Henrikson and Carlile signed a deal that May for 320 acres of land near Exxon oil fields on the Bakken shale. But they quickly learned they’d have to raise hundreds of millions of dollars to start drilling, and as the summer dragged on it became more and more apparent that investors weren’t flocking to the project.

In September, Henrikson, Carlile and two other investors who haven’t been indicted met at the Davenport Hotel. Several people, including Henrikson and Creveling, had put hundreds of thousands of dollars into the project and weren’t seeing a return. Legal action was threatened, and buyouts were offered to keep the case out of the courts. Carlile, who had trusted Henrikson so much he’d given him the spare key to his home at one point, offered shares in various companies to appease Henrikson, all the while trying to attract other investors to buy out Henrikson and others.

Henrikson also was seeking alternative investors, one of whom said he wouldn’t join in the company if Carlile was a partner in the project. Henrikson asked Carlile to take a buyout, but Carlile refused. Carlile told his sons he was fearful of Henrikson.

Delao and Suckow were exchanging texts and emails while these business deals transpired, talking about violence against Carlile, according to court documents. It was decided in October that Henrikson wanted Carlile dead, not just assaulted, court documents say.

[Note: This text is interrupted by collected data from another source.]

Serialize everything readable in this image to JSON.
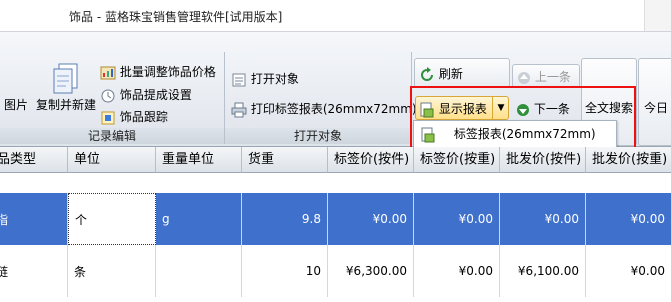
{
  "window": {
    "title": "饰品 - 蓝格珠宝销售管理软件[试用版本]"
  },
  "ribbon": {
    "record_group": {
      "label": "记录编辑",
      "image_label": "图片",
      "copy_new_label": "复制并新建",
      "batch_price_label": "批量调整饰品价格",
      "commission_label": "饰品提成设置",
      "track_label": "饰品跟踪"
    },
    "open_group": {
      "label": "打开对象",
      "open_object_label": "打开对象",
      "print_label": "打印标签报表(26mmx72mm)"
    },
    "refresh_label": "刷新",
    "show_report_label": "显示报表",
    "prev_label": "上一条",
    "next_label": "下一条",
    "fulltext_label": "全文搜索",
    "today_label": "今日",
    "dropdown": {
      "item_label": "标签报表(26mmx72mm)"
    }
  },
  "table": {
    "columns": [
      "饰品类型",
      "单位",
      "重量单位",
      "货重",
      "标签价(按件)",
      "标签价(按重)",
      "批发价(按件)",
      "批发价(按重)"
    ],
    "rows": [
      {
        "type": "戒指",
        "unit": "个",
        "weight_unit": "g",
        "weight": "9.8",
        "tag_piece": "¥0.00",
        "tag_weight": "¥0.00",
        "whole_piece": "¥0.00",
        "whole_weight": "¥0.00"
      },
      {
        "type": "项链",
        "unit": "条",
        "weight_unit": "",
        "weight": "10",
        "tag_piece": "¥6,300.00",
        "tag_weight": "¥0.00",
        "whole_piece": "¥6,100.00",
        "whole_weight": "¥0.00"
      }
    ]
  },
  "colors": {
    "selected_row": "#3f71cc",
    "highlight_border": "#e11111"
  },
  "icons": [
    "document-icon",
    "copy-icon",
    "price-adjust-icon",
    "commission-icon",
    "track-icon",
    "open-icon",
    "print-icon",
    "refresh-icon",
    "report-icon",
    "chevron-down-icon",
    "up-arrow-icon",
    "down-arrow-icon"
  ]
}
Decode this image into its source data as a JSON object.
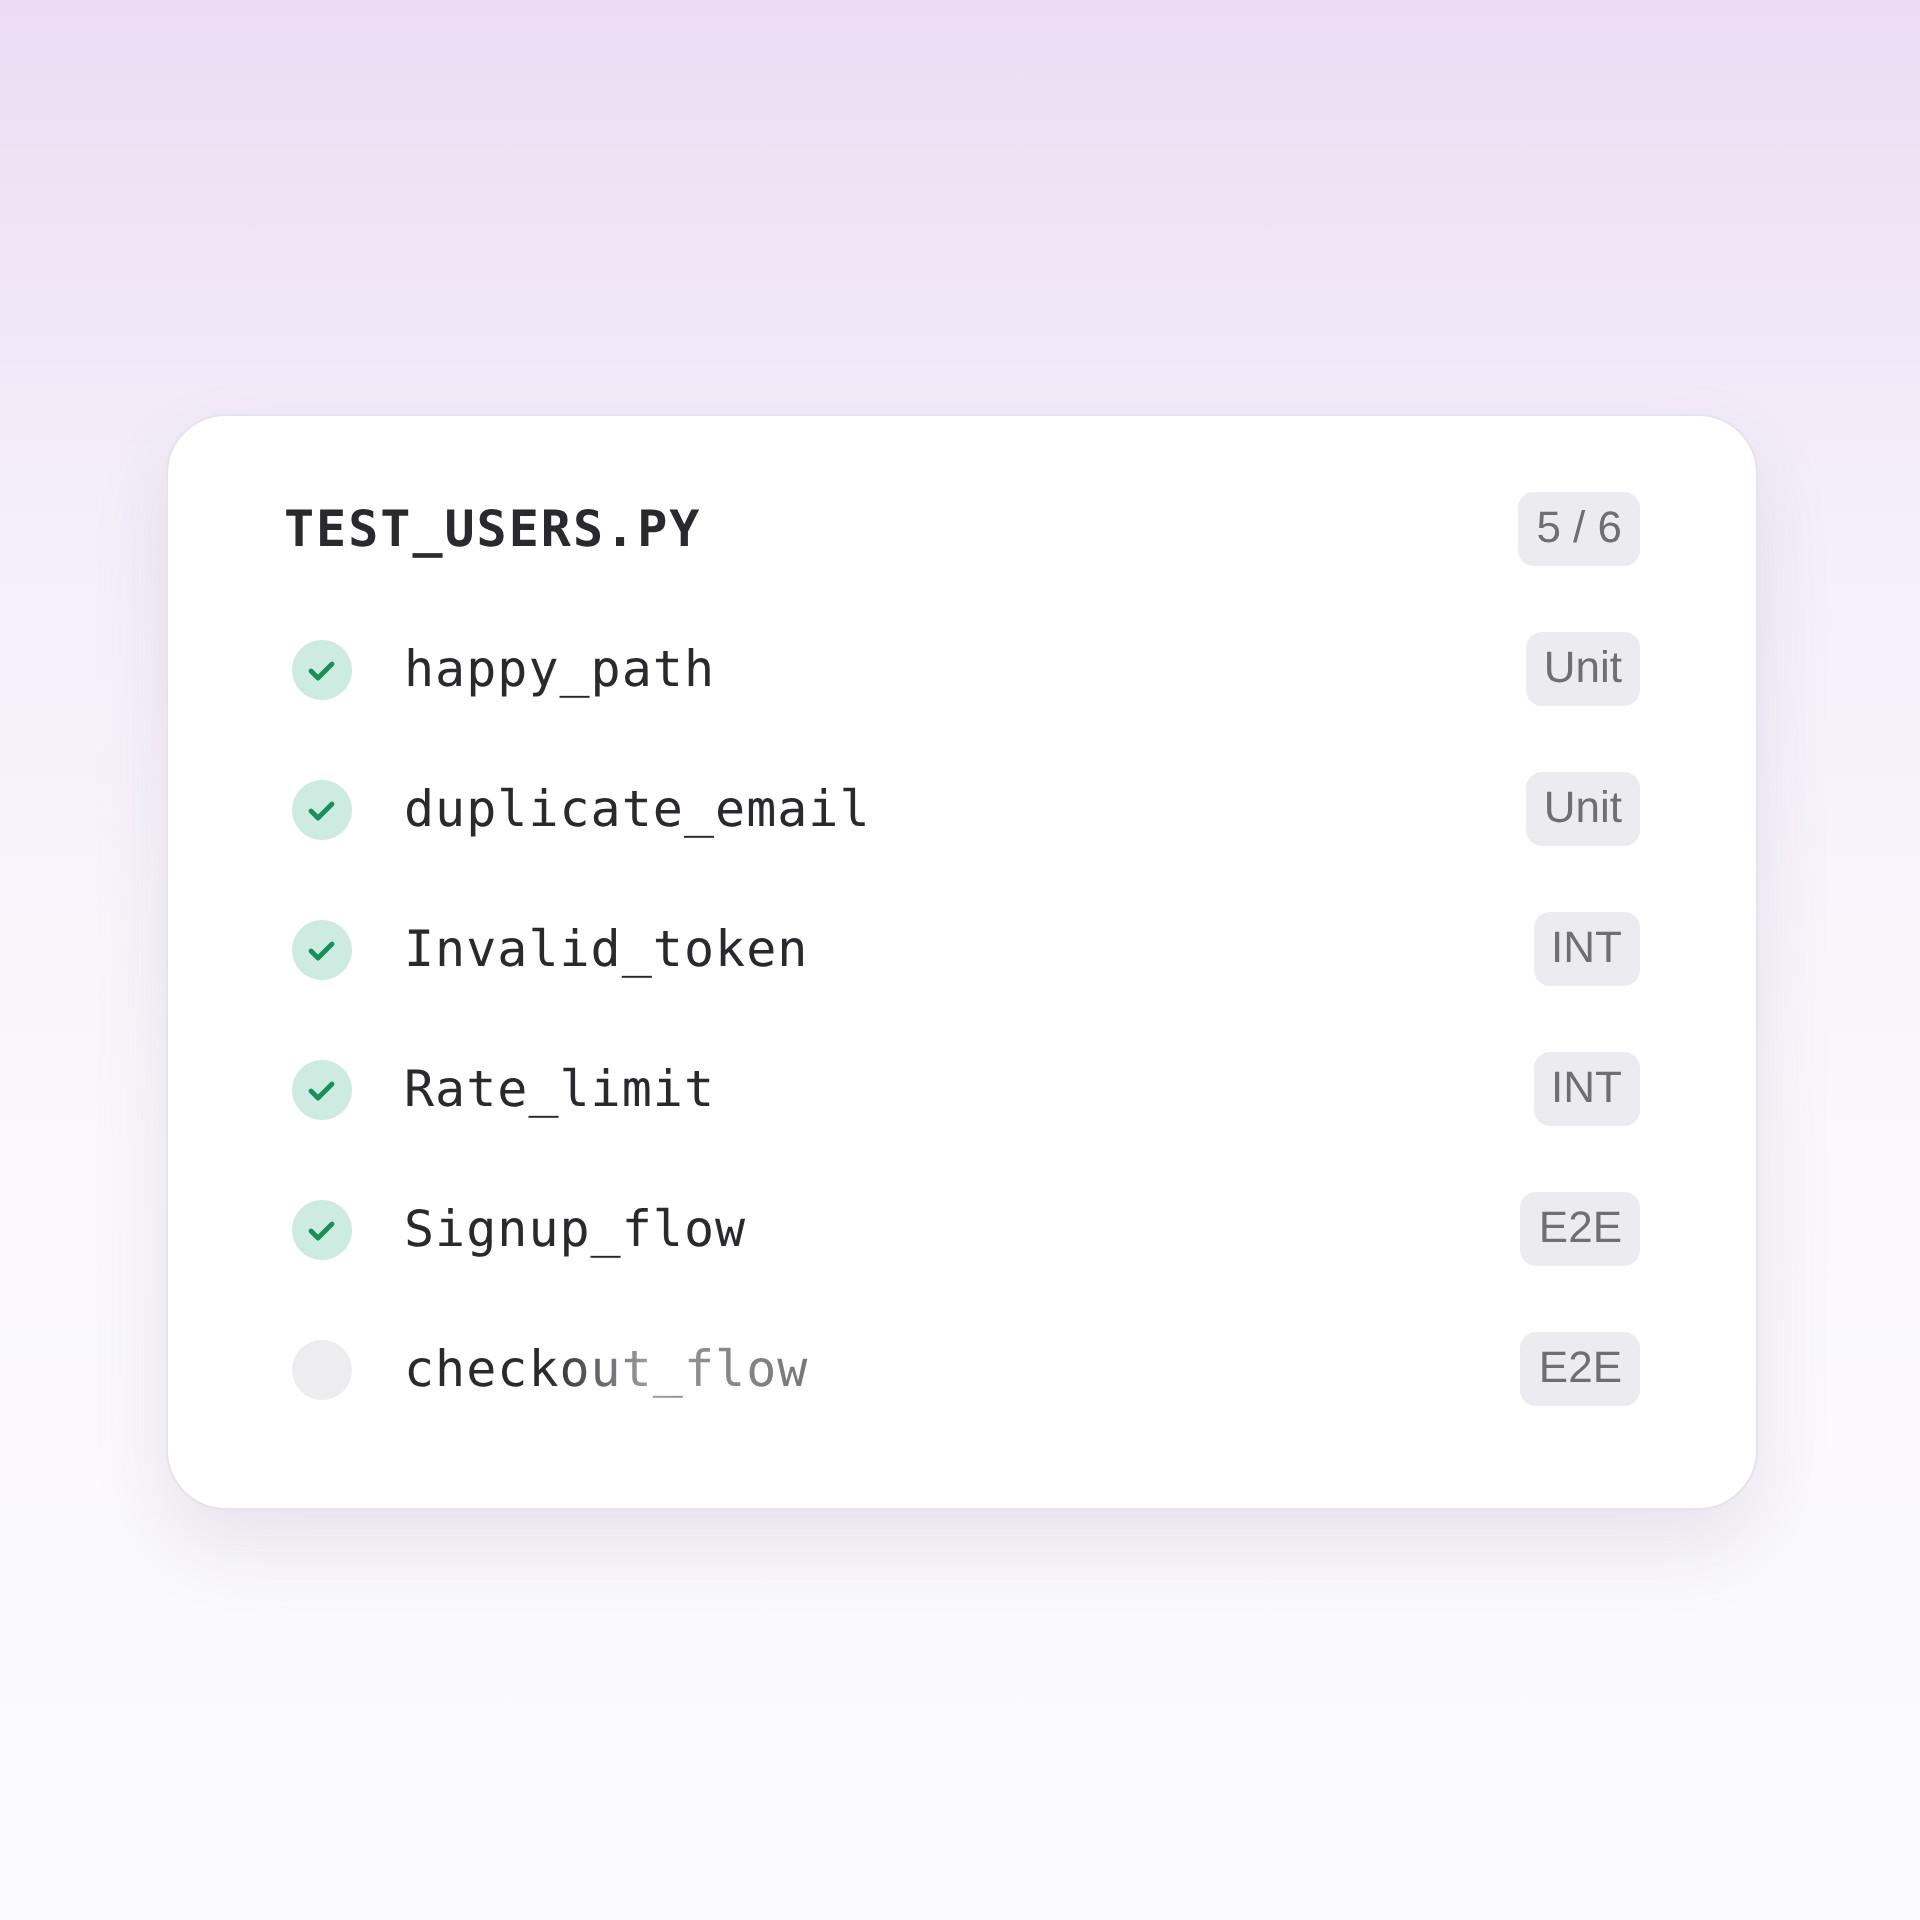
{
  "file": {
    "title": "TEST_USERS.PY",
    "count": "5 / 6"
  },
  "tests": [
    {
      "name": "happy_path",
      "passed": true,
      "tag": "Unit"
    },
    {
      "name": "duplicate_email",
      "passed": true,
      "tag": "Unit"
    },
    {
      "name": "Invalid_token",
      "passed": true,
      "tag": "INT"
    },
    {
      "name": "Rate_limit",
      "passed": true,
      "tag": "INT"
    },
    {
      "name": "Signup_flow",
      "passed": true,
      "tag": "E2E"
    },
    {
      "name": "checkout_flow",
      "passed": false,
      "tag": "E2E"
    }
  ]
}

A botched attempt was made on Carlile’s life a week before his killing, according to court records. Carlile wasn’t home that night, and a pistol round removed from a nearby street lamp supports Suckow’s story that he attempted to shoot it out. Investigators say Carlile was in Moses Lake, baby-sitting grandchildren at the time.

Nine days later, Suckow hid behind the house as Carlile and his wife returned home from church. Carlile had been given a gun by his son a few days prior, after Carlile revealed that on his last trip to North Dakota, Henrikson had choked him and threatened his life.

Suckow kicked the back door of the home open, clad in a face mask and a SWAT-type vest. A welder’s glove he’d brought along in case he needed to break glass was dropped in the Carliles’ backyard, eventually found by Spokane police and tied through DNA to Suckow, who’d spent 15 years in federal prison. Carlile’s wife ran upstairs to hide in a closet, according to court records. Suckow told investigators he saw Carlile’s hand move and fired until his pistol was empty, then ran out the back door. Surveillance cameras on Hutton Elementary School and a nearby house captured a man running away from the scene shortly after 7 p.m.

Tim Scott, the man who had initially introduced the pair, texted Henrikson to let him know Carlile had been shot and killed that night. Creveling told police her husband was “weirdly calm” after the call, and he avoided questions from a Spokane police detective who called later that night.

Days later, Suckow texted Delao wondering when he would get paid for the killing, court records say. According to testimony, Suckow said Christmas was coming and he needed cash for gifts.

A few weeks later, police arrested Suckow, triggering a series of arrests and an investigation that jailed the other five men alleged to be involved in the conspiracy.